TTX Filter

From Okapi Framework
Revision as of 17:31, 13 October 2011 by Ysavourel (talk | contribs) (→‎Parameters)
(diff) ← Older revision | Latest revision (diff) | Newer revision → (diff)
Jump to navigation Jump to search

Overview

The TTX Filter is an Okapi component that implements the IFilter interface for Trados TTX documents. TTX is an XML-based bilingual format used by some of the versions of the Trados tools, and supported by several other tools. There are no official public specifications available.

Processing Details

Input Encoding

The filter decides which encoding to use for the input document using the following logic:

  • If the document has an encoding declaration it is used.
  • Otherwise, UTF-8 is used as the default encoding (regardless the actual default encoding that was specified when opening the document).

Output Encoding

If the output encoding is UTF-8:

  • If the input encoding was also UTF-8, a Byte-Order-Mark is used for the output document only if one was detected in the input document.
  • If the input encoding was not UTF-8, no Byte-Order-Mark is used in the output document.

Line-Breaks

The type of line-breaks of the output is the same as the one of the original input.

Segmentation

TTX is a format where the target text cannot be represented if the text is not segmented. Thus, the output of the filter includes any new <Tu> and <<Tuv> needed.

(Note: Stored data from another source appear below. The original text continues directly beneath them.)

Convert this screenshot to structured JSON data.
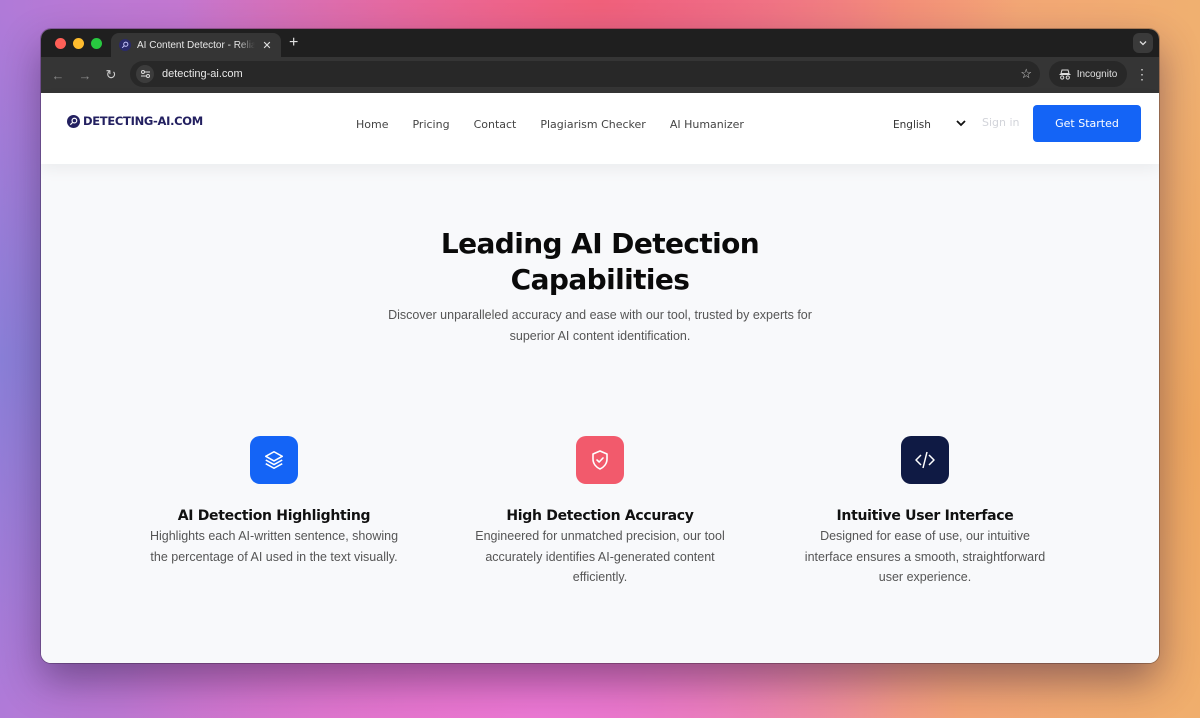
{
  "browser": {
    "tab_title": "AI Content Detector - Reliable AI Checker",
    "url": "detecting-ai.com",
    "incognito_label": "Incognito",
    "new_tab_label": "+",
    "close_tab_label": "✕"
  },
  "header": {
    "logo_text": "DETECTING-AI.COM",
    "nav": [
      {
        "label": "Home"
      },
      {
        "label": "Pricing"
      },
      {
        "label": "Contact"
      },
      {
        "label": "Plagiarism Checker"
      },
      {
        "label": "AI Humanizer"
      }
    ],
    "language": "English",
    "signin_label": "Sign in",
    "cta_label": "Get Started",
    "cta_color": "#1464f6"
  },
  "hero": {
    "title": "Leading AI Detection Capabilities",
    "subtitle": "Discover unparalleled accuracy and ease with our tool, trusted by experts for superior AI content identification."
  },
  "features": [
    {
      "icon": "layers-icon",
      "color": "#1464f6",
      "title": "AI Detection Highlighting",
      "description": "Highlights each AI-written sentence, showing the percentage of AI used in the text visually."
    },
    {
      "icon": "shield-check-icon",
      "color": "#f25a6c",
      "title": "High Detection Accuracy",
      "description": "Engineered for unmatched precision, our tool accurately identifies AI-generated content efficiently."
    },
    {
      "icon": "code-icon",
      "color": "#0f1a44",
      "title": "Intuitive User Interface",
      "description": "Designed for ease of use, our intuitive interface ensures a smooth, straightforward user experience."
    }
  ]
}
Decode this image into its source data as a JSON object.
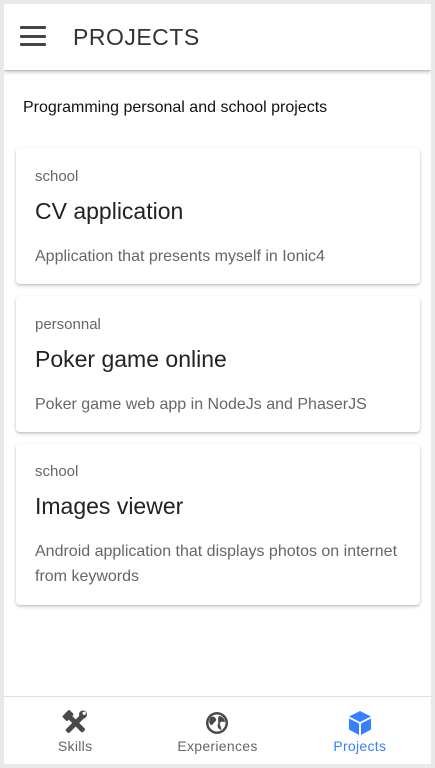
{
  "header": {
    "title": "PROJECTS",
    "menu_icon": "menu-icon"
  },
  "intro": "Programming personal and school projects",
  "cards": [
    {
      "subtitle": "school",
      "title": "CV application",
      "description": "Application that presents myself in Ionic4"
    },
    {
      "subtitle": "personnal",
      "title": "Poker game online",
      "description": "Poker game web app in NodeJs and PhaserJS"
    },
    {
      "subtitle": "school",
      "title": "Images viewer",
      "description": "Android application that displays photos on internet from keywords"
    }
  ],
  "tabs": [
    {
      "label": "Skills",
      "icon": "hammer-wrench-icon",
      "active": false
    },
    {
      "label": "Experiences",
      "icon": "globe-icon",
      "active": false
    },
    {
      "label": "Projects",
      "icon": "cube-icon",
      "active": true
    }
  ],
  "colors": {
    "accent": "#3880ff",
    "inactive": "#666666",
    "icon_inactive": "#4a4a4a"
  }
}
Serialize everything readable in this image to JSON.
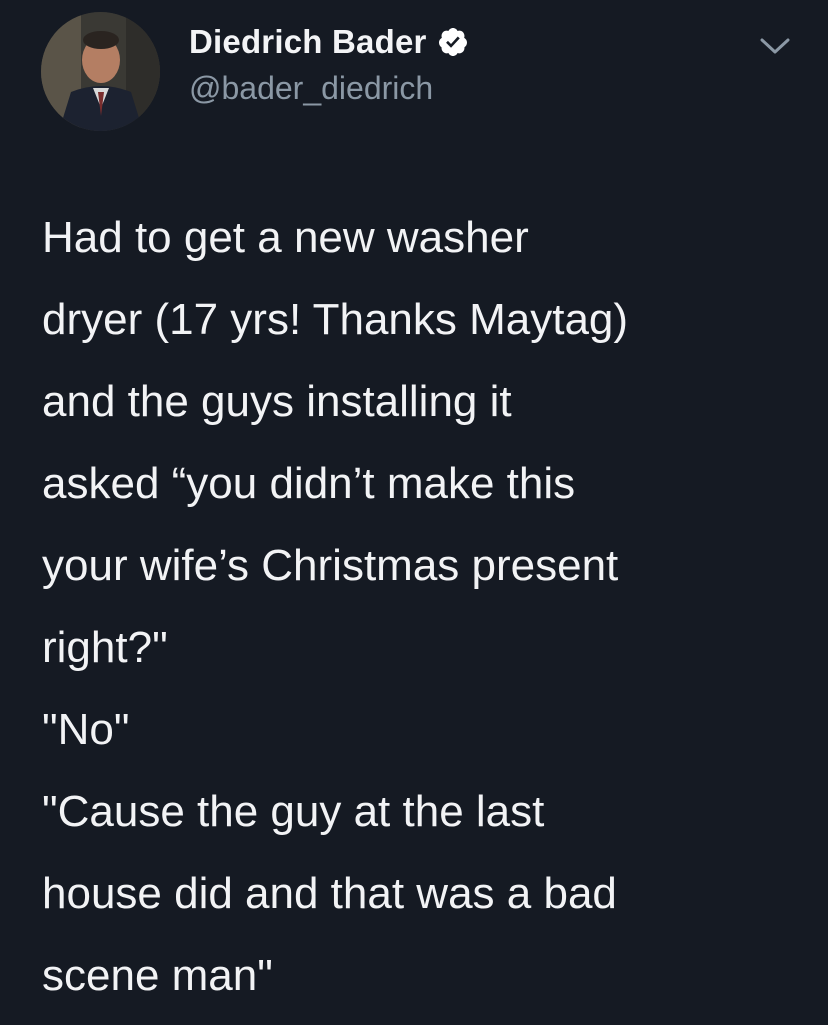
{
  "author": {
    "display_name": "Diedrich Bader",
    "handle": "@bader_diedrich",
    "verified": true,
    "avatar_icon": "profile-photo"
  },
  "tweet": {
    "lines": [
      "Had to get a new washer",
      "dryer (17 yrs! Thanks Maytag)",
      "and the guys installing it",
      "asked “you didn’t make this",
      "your wife’s Christmas present",
      "right?\"",
      "\"No\"",
      "\"Cause the guy at the last",
      "house did and that was a bad",
      "scene man\""
    ]
  },
  "icons": {
    "verified": "verified-badge-icon",
    "menu": "chevron-down-icon"
  },
  "colors": {
    "background": "#151a23",
    "text": "#f2f3f5",
    "secondary_text": "#8b98a5"
  }
}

In auto-detection mode, the filter tries to detect if the file has at least one existing segment. If one existing segment is detected only the text in the existing segments are extracted (mode 1). If no segment is detected all text is extracted (mode 2).

You can also choose to force to extract only the text in existing segments, or to force to extract all text, whether it is segmented or not.

For example, in mode 2 (extract all), the following content:

...<Raw>
Part 1 <Tu MatchPercent="0">
<Tuv Lang="EN">Part 2</Tuv></Tu> Part 3.
</Raw>...

will be extracted as a single text unit with three segments:

[Part 1 ][Part 2][ Part 3]

But in mode 1 (extract existing segments only), only the segmented parts are extracted:

[Part 2]
Note: Segmentation is often a cause for interoperability issues. For a better compatibility with the tool that created the TTX files it is recommended to work with pre-segmented documents.

Existing Translations

Segmented entries may have translations. In this case the text of the target is extracted along with the source.

  • If the MatchPercent attribute of the TTX segment is above 100 and the Origin attribute is set to xtranslate, the translation is also added as an alternate translation annotation for the extracted segment and its match type set to EXACT_LOCAL_CONTEXT. Those entries correspond to the XU matches in TagEditor.
  • Otherwise, if the MatchPercent attribute of the TTX segment is above 99 the translation is also added as an alternate translation annotation for the extracted segment and its match type set to EXACT.
  • Otherwise, if the MatchPercent attribute of the TTX segment is above 1 and below 100 the translation is also added as an alternate translation annotation for the extracted segment and its match type set to FUZZY.

In both cases, if the translated segment has a Origin attribute, its value is carried over to the annotation.

Parameters

Extraction mode — Select the type of extraction to perform, based on possible existing segments.

  • Auto-detect existing segments: If at least one segment is detected, only existing segments are extracted. If no segment is detected, all text is extracted.
  • Extract only existing segments: Only existing segments are extracted. If the file is not pre-segmented no text is extracted.
  • Extract all: Extract all text, whether it is in existing segments or not.

Escape the greater-than characters in output — Set this option to have all greater-than characters ('>') escaped as &gt; in the output.

Limitations

The TTX element <df> may cause problems in some cases, for example when spanning across an external tag. For instance, when the TTX file contains the extraction of the following HTML code:

<p>text in <b>bold</p>
<p>Bold</b> text<>

The <df> element for bold will go across paragraph boundaries which are external tags in TTX. Those cases should be rare and you should report them.